以上の例は、簡単なものであるが、さらに複雑な例も挙げればきりがない。途中でお亡くなりになるような事象は単身世帯なら計算期間をそこで区切ればいい(基準日前に死亡の場合は、基準日が死亡日まで繰り上がる)が、複数人数世帯では、話は簡単ではない。また、その間に医療保険や介護保険の異動があった場合など、ただでさえ複雑な計算が、考えられないような複雑さを招来してしまうのである。私の長年のシステム開発経験でみれば、これをシステムレベルで完全に実装することは不可能である(すべての情報を一意に知る方法があれば困難ではあるが可能かもしれないが、そのような地方自治体は存在しない)。
何でこのような話をするのか、といえば、つい先週かつての直属の部下からシステム設計レベルでの相談を受け、知恵を貸してほしい的な要請を受けた際、よくよく話を聞いてみた結果、このような制度があると初めて知り、しかもこの制度は既に始まっており、早いところでは申請受付はもちろん、もう申請者に対して支払われているところもあるというのだ。これには衝撃を受けた。単に高額合算制度について何一つ知らなかったというような話ではない。今回示したような話をはじめとして、とてもではないが、摩訶不思議なルールに従って、さらにはルールを無視するような例もあり、とどめは計算が誤ったものさえある可能性が高いのである。単純に考えてもこの高額合算制度は、申請者、医療保険(地方自治体、広域連合、企業、健康保険組合等)、介護保険(地方自治体)、都道府県国民健康保険連合会など、多くの関係者の情報交換によって成立するため、それを確実に実行するのは相当困難であることは予想がつく。10年ほど前、私もかつて介護保険制度が始まる際、介護保険事務処理システム開発に係わったが(だから今回も相談を受けたのだ)、何が一番大変だったかと言えば厚生省(現 厚生労働省)の朝令暮改と、システム設計を知らないとしか思えない仕様の提示方法だった。もちろん、今はそこまでひどくはないようだが、それにしても「システムに馴染まない」特殊な例外処理は至る所に見ることができるのは、さほど変わっていないようである。

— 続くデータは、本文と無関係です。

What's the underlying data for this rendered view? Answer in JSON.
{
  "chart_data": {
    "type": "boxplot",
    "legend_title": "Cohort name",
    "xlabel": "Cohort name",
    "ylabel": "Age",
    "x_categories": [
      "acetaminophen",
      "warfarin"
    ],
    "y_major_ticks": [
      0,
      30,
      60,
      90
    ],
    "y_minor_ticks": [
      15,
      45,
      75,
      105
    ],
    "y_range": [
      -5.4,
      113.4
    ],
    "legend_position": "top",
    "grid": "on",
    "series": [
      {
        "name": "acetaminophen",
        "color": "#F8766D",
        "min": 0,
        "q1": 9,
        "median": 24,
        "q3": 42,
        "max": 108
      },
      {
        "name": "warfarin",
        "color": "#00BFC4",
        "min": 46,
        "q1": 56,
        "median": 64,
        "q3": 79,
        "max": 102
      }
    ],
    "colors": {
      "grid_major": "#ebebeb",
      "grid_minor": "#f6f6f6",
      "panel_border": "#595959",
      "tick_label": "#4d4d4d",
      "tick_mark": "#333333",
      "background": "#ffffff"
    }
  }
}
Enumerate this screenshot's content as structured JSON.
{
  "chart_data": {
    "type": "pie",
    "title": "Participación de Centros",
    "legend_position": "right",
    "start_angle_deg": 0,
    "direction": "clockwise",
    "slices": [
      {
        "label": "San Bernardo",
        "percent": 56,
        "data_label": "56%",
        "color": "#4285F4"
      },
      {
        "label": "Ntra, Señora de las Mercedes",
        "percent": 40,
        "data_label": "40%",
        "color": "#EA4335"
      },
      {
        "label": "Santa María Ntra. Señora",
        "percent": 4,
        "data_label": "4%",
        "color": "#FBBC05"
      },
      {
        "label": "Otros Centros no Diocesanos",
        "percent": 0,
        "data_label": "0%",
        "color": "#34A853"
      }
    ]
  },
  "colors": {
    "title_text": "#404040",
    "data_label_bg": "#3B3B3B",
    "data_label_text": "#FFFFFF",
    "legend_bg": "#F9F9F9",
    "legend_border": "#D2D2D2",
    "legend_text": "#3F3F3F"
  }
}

今回は、医療保険の世帯単位について、高額合算制度の適用が一部わかりにくそうなところのみにふれたが、この制度の難しいところは他にある。それは、「合算し、一定の金額を超え、それを医療と介護で按分し、支払額を確定する」というところである。部下からの話で私が思ったのは、この計算を行い支払額を確定するのが、基準日に医療保険資格のある医療保険というにもかかわらず、ある一定の条件においてこの計算結果を採用せず、介護保険側で再計算する(いわゆる低所得者Ⅰ再計算、略して低Ⅰ再計算という)というトンデモなルールが仕込まれているという点で、これが解釈の違いによって決定的に誤る可能性が高いということである。
と、長くなったので、このあたりは次回にふれてみるとしよう。何はともあれ、高額合算制度のシステム開発をされている(されていた)皆様、ご苦労さん!